How to make a good impression in print ads
This page was inspired by a horrible-looking print ad put out by a pencil portrait artist. Maybe her art was gorgeous, but the ad was so bad - breaking every 'rule' of good design and readability, I couldn't help but think she got ripped off, no matter how little she may have paid for the ad.
With a terrible looking ad, I think an artist would be better off to do nothing. The ad certainly wouldn't entice me to contact the artist. So this page is to explain some general thoughts behind placing a print ad about your art., to urge artists to give a little extra thought before they advertise, and to help you use your advertising money wisely. For more ideas, see: How to advertise your art with little or no money.
Inquiring minds want to know
Have you ever run a print ad for your business?
If the ad doesn't make your business look good, save your money
If you've decided to pay for print advertising, make sure you get a proof of what the ad will look like.
If your art doesn't look amazing in the ad, then don't run the ad.
Some publications, especially those on newsprint, will give you very poor image results, as you can see by the example pictured here. I would assume the image is a pencil portrait, but other than that, I have no idea what that picture is...the artist's contact information was nearly impossible to read.
Besides the lack of clarity in newsprint, there is also the issue of the ads on the other side of the paper showing through.
Keep it simple and clutter free
If you decide to let the ad run when the image doesn't look nice, stick with descriptive text and avoid showing the portrait in the ad. Display your website URL so people can look at your artwork at its best, online. Leave the 'http://' off the website address in print ads - it's unnecessary for a print ad and will just clutter up your ad copy.
Books on Art and Advertising
Keep font style readable
While we're on the topic of the text, it's not just what the words say, but the font style and size is very important. It's tempting to run an advertisement with a very decorative font style ... but, don't overdo it!
The entire ad should not be in a fancy style (see example) - it's important that your ad can be read at a glance, because in general, that's all your ad will get.
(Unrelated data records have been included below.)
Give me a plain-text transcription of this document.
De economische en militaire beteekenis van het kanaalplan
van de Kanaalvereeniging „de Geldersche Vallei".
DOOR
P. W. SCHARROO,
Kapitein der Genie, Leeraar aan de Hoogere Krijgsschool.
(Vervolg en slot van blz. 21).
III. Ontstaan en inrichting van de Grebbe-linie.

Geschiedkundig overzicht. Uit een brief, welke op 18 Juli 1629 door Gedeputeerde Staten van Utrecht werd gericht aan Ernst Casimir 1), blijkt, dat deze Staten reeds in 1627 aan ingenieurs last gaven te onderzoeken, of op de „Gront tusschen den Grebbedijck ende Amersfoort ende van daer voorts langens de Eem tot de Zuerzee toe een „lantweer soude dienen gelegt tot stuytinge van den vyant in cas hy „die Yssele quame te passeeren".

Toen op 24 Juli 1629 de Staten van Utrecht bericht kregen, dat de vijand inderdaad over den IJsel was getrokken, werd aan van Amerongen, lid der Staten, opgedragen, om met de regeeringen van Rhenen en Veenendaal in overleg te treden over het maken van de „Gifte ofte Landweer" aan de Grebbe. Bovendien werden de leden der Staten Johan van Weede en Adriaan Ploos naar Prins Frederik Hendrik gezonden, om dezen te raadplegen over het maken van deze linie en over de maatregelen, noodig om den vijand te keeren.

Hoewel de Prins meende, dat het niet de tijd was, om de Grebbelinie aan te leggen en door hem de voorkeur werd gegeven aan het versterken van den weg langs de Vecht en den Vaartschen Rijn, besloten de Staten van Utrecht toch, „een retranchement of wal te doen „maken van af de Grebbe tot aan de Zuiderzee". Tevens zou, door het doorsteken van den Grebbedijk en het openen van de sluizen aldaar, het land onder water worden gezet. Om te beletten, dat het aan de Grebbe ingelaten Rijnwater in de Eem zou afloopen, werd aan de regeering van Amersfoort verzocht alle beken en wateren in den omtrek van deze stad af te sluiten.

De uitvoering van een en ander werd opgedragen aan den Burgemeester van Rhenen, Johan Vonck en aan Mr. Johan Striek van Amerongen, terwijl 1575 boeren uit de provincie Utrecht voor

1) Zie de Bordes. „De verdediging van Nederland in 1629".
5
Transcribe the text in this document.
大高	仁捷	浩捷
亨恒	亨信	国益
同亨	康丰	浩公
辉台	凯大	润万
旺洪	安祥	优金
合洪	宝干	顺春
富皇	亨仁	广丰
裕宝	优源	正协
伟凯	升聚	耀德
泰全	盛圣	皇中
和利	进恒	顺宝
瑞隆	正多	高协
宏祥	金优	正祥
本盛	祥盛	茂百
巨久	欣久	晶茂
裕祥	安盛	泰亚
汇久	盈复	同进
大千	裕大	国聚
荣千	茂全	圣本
Your contact information should be very clear and readable. Don't make people squint or have to work too hard to figure out your ad.
Confirm where you ad will be placed & ask for changes if needed
Clarify where your ad will be shown. In general it has seemed to me that ads that are on the right side of the paper and not near the inner fold of a magazine, newspaper, or digest sized advertising booklet do the best.
If you have signed an agreement for a 6 month ad run and you don't like the location of your ad, it is possible that your ad could be moved for the next issue - just ask nicely. If you have valid reasons why you think your ad isn't doing very well where it is, the advertiser wants to hear from you - they need your ad to be successful for you so you will buy another series of ads from them.
Final thoughts and tips
Your art is judged by the company your ad keeps! Be selective about where and how you advertise. For example, you will want to make sure your ad will not be next to an ad for - let's say toilet cleaning. This will lower the perceived value of your art. Even if it was a low cost or free ad, the return you'll get from the ad will probably not be worth the devaluation of your art and image.